SLI/SLO definitions examples:
Service: Payment API

SLIs (Service Level Indicators):
  • Latency: 99th percentile response time < 300ms
  • Availability: successful responses / total > 99.9%
  • Throughput: requests per second
  • Error rate: HTTP 5xx responses < 0.1%

SLOs (Service Level Objectives):
  • Latency SLO: 99% requests < 300ms per month
  • Availability SLO: 99.9% uptime per month

Error Budget:
  • 1 - SLO = available error tolerance
  • Example: 0.1% errors allowed per month (~43 minutes downtime/month)

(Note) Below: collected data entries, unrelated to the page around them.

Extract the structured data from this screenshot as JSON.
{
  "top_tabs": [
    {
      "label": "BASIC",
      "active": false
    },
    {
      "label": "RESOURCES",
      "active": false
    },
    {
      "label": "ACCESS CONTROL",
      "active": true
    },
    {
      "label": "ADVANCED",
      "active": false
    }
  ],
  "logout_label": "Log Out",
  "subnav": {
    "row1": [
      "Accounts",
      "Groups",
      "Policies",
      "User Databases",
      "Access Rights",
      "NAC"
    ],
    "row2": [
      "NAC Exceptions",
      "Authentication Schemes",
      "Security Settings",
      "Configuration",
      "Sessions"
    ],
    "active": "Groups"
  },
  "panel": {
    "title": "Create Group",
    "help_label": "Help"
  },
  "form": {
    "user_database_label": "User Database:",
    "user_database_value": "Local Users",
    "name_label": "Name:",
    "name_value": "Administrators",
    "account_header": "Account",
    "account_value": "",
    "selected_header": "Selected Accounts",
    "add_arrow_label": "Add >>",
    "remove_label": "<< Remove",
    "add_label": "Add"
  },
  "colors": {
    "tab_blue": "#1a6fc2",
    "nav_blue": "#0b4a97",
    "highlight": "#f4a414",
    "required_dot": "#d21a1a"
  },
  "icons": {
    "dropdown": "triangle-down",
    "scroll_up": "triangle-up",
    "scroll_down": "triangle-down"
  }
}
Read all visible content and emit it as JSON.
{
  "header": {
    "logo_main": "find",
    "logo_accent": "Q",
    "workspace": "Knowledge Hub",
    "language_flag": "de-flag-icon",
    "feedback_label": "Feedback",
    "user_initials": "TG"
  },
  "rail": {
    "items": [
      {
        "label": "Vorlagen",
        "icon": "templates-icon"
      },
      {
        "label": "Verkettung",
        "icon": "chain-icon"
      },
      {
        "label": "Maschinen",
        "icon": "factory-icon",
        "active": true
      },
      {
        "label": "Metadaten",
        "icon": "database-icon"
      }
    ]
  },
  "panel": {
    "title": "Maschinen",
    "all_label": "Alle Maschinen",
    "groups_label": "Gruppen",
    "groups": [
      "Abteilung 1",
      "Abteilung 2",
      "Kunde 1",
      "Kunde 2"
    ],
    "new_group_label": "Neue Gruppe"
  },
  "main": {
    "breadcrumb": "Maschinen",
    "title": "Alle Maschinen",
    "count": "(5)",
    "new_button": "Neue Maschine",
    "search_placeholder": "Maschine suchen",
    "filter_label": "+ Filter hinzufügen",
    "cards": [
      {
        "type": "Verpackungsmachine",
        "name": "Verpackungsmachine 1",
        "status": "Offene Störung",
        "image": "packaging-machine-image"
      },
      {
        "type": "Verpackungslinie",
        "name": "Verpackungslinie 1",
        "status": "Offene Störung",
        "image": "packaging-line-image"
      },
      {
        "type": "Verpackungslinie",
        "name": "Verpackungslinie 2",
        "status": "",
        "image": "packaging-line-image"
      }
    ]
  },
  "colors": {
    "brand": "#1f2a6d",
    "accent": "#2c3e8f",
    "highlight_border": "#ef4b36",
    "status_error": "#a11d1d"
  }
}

Frequently Asked Questions

  1. What is the difference between monitoring and observability?
    Monitoring checks known failure modes (pre-defined dashboards, alerts). Observability enables asking arbitrary questions about system state (exploration). Monitoring tells you something is wrong; observability tells you why.
  2. Do I need observability for small applications?
    Basics (metrics + logs) are sufficient for simple apps. Full observability (traces) becomes valuable as complexity grows (microservices > 3 services). Start with metrics and structured logs; add tracing when debugging becomes painful.
  3. What is the difference between tracing and logging?
    Logs are discrete events (timestamp + message). Traces represent end-to-end request paths across services (parent-child relationships). Logs are good for debugging individual events; traces are good for understanding distributed request flow.
  4. How much overhead does observability add?
    Metrics: minimal (1-5 percent CPU, aggregation). Logs: depends on volume (structured logging adds serialization overhead). Traces: sampling reduces overhead (default 1-10 percent). Test in staging and tune sampling rates.
  5. What is the difference between OpenTelemetry and Prometheus?
    OpenTelemetry is a standard for generating and collecting telemetry data (metrics, logs, traces). Prometheus is a metrics storage and querying system. OpenTelemetry can export to Prometheus. They are complementary, not competing.
  6. What should I learn next after observability?
    After mastering observability, explore distributed tracing deep dive (Jaeger, Tempo), Prometheus metrics and alerting, OpenTelemetry instrumentation, Service Level Objectives (SLOs) and error budgets, and Grafana dashboards and visualization.